Governments do, of course, retain responsibility for managing public finances and for taking the tax and spending decisions which do affect individual lives.
But even here, politicians possess very little power over the budget bottom line. Governments can, of course, legislate to increase or decrease tax rates or benefit levels. But ultimately many other factors, such as pandemics, financial crises, commodity prices and the rate of joblessness determine the base of company profits or wages on which tax rates are applied and the need for spending on welfare such as jobless payments. You’ll have noticed by now that budgets frequently defy political promises to be “in surplus” at any particular point in time.
As for budget management during times of crisis, Australia has achieved a more recent bipartisan consensus that it is, indeed, the job of governments to step in and stimulate. Labor did it during the global financial crisis. The Coalition has just done it during the pandemic.
Voters can now be fairly confident that any future government of whichever political stripe will, if confronted with a future economic shock, respond broadly in line with advice from Treasury on the appropriate size and shape of the stimulus program required.
Again, that’s a good thing, folks.
So, on a day-to-day and even year-to-year horizon, it’s not immediately clear that your decision at the ballot box will make much difference to how our economy is “managed”.
That’s not to say, however, that politicians can’t make decisions which affect the economy. Over the longer term, they certainly do.
Politicians might not directly create jobs, set prices or entirely control the budget bottom line, but they do play an important role in tinkering with the incentives individuals face as they navigate their daily lives.
The shape and size of our tax system, for example, heavily influences the decisions individuals make about whether and how much to work. So, too, does the level of subsidy applied to childcare – particularly for women.
Public spending on education and skills also help influence the rate of “human capital accumulation” in the economy, which in turn heavily influences how productive we are as a nation.
Tax exemptions on differing forms of investment, such as investment properties, superannuation and direct share ownership, influence how much and where we invest our money.
The eagle-eyed among you will recognize what I’m talking about here is “microeconomic” policies – policies which alter the incentives individuals face. Such policies are separate from the big levers of budget and interest rate policies which comprise “macroeconomic” policy.
Every galah in the pet store used to squawk about micro economic reforms, as former prime minister Paul Keating once memorably put it.

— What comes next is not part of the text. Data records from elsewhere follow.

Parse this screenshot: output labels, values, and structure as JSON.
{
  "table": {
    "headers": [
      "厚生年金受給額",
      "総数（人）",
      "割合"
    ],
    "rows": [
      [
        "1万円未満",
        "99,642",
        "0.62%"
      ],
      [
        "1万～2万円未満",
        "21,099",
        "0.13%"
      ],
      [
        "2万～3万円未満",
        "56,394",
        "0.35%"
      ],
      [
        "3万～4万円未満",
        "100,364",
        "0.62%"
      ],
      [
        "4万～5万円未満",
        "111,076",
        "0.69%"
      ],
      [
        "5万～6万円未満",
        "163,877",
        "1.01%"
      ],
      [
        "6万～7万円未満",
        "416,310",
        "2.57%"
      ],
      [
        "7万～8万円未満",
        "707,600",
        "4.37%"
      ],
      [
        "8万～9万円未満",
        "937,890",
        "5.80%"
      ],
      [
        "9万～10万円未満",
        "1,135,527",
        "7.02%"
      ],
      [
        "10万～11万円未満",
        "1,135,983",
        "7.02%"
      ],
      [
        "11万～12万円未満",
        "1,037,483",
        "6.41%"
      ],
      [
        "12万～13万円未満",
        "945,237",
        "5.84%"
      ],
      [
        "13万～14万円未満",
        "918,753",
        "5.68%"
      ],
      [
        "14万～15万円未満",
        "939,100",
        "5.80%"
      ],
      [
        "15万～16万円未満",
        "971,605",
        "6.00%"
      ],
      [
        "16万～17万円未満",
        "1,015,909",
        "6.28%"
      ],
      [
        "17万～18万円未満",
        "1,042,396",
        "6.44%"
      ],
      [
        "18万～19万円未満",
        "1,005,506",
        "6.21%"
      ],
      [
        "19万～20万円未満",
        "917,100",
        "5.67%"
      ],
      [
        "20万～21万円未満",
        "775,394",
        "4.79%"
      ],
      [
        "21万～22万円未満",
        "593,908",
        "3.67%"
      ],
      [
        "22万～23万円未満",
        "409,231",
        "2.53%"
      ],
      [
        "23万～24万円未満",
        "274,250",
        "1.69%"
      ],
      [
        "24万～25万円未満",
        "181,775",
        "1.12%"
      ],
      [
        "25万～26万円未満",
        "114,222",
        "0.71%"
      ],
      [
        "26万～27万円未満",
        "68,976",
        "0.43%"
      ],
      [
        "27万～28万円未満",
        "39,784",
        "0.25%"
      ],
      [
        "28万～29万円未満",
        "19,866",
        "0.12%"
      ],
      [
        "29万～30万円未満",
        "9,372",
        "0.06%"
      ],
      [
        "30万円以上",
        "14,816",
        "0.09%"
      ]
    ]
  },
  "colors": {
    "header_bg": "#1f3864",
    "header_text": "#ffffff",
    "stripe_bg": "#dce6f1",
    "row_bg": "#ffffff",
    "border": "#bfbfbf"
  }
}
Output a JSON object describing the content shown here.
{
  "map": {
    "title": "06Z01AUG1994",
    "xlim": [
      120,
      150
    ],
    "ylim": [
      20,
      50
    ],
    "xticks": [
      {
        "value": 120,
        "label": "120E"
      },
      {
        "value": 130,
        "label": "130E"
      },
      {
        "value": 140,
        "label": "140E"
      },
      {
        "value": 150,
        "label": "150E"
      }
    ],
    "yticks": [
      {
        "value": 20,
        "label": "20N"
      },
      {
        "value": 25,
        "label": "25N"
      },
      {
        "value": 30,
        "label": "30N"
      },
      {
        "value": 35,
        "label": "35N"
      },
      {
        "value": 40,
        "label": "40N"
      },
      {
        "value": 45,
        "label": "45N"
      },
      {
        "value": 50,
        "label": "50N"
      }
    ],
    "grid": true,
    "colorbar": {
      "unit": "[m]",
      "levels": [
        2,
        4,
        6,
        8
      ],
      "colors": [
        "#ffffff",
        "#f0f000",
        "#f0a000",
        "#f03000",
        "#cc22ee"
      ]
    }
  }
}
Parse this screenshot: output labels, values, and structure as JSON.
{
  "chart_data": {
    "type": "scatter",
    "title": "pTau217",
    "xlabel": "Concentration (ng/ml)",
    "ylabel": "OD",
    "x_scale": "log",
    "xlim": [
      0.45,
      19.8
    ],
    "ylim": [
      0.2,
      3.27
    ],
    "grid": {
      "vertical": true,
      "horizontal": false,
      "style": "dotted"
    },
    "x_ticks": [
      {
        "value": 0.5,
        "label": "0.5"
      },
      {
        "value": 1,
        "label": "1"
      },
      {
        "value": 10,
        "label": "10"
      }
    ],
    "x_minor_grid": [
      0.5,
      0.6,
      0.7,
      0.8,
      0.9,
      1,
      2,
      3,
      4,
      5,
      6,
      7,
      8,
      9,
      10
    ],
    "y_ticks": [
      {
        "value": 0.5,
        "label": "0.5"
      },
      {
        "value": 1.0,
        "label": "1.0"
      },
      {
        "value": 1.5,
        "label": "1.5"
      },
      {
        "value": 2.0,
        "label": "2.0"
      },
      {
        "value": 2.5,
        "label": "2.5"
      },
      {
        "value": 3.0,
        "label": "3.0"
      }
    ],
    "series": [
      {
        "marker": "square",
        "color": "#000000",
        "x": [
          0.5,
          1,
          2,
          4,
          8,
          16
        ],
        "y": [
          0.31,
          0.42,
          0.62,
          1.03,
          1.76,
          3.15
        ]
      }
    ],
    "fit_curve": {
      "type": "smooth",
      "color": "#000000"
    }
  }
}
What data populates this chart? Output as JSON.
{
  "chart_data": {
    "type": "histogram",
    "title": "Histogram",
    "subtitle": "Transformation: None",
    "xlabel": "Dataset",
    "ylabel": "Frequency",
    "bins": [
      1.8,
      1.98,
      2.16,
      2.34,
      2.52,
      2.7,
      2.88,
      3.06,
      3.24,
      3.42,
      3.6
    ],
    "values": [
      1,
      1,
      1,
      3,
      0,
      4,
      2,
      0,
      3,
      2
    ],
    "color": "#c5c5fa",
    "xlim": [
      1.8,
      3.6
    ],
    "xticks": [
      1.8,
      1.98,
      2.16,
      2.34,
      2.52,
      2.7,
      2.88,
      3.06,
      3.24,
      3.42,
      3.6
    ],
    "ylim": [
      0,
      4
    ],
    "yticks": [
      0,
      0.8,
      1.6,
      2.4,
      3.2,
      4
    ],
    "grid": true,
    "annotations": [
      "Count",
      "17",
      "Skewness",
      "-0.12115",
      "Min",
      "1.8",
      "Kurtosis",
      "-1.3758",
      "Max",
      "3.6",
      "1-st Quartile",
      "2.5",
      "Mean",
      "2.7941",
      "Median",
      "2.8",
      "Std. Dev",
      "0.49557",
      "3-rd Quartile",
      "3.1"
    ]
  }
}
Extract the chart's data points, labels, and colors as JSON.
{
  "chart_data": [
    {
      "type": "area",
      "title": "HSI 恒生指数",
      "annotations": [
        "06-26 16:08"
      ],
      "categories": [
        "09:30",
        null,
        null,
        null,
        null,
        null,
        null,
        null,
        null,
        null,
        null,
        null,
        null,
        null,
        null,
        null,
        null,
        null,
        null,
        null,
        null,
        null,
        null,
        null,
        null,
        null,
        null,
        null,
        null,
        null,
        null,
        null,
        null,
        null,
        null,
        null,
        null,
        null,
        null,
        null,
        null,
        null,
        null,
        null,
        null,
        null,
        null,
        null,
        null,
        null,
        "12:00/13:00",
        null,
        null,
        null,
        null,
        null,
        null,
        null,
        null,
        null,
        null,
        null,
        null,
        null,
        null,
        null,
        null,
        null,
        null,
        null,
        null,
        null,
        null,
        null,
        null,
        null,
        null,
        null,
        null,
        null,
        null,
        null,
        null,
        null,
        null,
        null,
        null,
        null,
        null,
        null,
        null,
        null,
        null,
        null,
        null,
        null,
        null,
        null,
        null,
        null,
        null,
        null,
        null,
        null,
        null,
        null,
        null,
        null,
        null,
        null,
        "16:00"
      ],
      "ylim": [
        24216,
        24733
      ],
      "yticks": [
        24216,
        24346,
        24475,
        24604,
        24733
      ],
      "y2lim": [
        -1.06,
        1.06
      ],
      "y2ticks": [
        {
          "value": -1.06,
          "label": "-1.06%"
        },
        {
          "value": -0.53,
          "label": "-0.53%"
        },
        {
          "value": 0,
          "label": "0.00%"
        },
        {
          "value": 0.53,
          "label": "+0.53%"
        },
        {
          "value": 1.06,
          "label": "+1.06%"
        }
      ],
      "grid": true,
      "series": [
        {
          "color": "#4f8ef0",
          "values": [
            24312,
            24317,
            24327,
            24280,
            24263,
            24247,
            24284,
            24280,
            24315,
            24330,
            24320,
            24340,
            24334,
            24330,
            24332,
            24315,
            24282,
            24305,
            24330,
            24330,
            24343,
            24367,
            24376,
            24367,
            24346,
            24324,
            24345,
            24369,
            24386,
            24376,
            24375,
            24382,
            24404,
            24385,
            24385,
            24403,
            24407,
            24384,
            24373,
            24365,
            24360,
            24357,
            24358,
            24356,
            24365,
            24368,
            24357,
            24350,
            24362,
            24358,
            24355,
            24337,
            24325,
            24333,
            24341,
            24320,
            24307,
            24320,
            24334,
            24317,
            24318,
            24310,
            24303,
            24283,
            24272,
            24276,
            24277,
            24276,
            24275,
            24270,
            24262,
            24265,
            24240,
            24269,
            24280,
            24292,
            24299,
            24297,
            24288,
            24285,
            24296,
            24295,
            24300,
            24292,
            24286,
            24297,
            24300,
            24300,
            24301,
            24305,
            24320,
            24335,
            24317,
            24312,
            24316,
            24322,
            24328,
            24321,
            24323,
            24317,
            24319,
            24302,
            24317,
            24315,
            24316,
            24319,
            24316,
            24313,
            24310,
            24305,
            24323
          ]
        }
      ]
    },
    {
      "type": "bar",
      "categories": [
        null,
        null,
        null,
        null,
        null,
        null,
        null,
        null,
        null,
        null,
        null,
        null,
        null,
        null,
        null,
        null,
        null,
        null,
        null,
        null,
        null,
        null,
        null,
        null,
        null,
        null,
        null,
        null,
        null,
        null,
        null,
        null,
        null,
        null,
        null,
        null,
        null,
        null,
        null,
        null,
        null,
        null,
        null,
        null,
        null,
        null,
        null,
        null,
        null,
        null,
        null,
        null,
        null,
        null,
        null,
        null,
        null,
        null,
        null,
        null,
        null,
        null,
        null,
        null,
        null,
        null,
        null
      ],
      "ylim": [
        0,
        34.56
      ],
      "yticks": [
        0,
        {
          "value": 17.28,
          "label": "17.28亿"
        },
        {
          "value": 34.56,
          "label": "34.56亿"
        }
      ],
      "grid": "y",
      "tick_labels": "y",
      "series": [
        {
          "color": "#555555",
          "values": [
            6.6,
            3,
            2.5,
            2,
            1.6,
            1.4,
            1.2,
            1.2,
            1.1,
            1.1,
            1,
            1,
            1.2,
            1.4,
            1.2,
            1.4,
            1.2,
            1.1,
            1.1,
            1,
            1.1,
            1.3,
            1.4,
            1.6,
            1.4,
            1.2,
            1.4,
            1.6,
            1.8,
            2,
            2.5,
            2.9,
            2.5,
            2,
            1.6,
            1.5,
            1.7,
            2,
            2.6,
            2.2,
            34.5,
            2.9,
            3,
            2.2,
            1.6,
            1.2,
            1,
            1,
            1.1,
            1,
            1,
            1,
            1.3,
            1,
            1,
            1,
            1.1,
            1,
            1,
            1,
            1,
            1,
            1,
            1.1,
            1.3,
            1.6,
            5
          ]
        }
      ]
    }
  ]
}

Today, the silence on the micro-economic reform front is deafening, and potentially stultifying for the future of our economy, whichever party wins power.
Australians deserve welfare-enhancing public goods and services, paid for via a tax system which does the least amount of damage to incentives to work and invest in socially productive assets.
Instead, we often get taxpayer money spent on projects for which the benefits do not exceed the costs and a tax system which too heavily penalises the returns from individual work effort and encourages excessive investment in some asset classes (like shelter).
Neither political party is promising much during this election campaign which will make a meaningful difference to these economic dilemmas. And we’ll all end up poorer for it.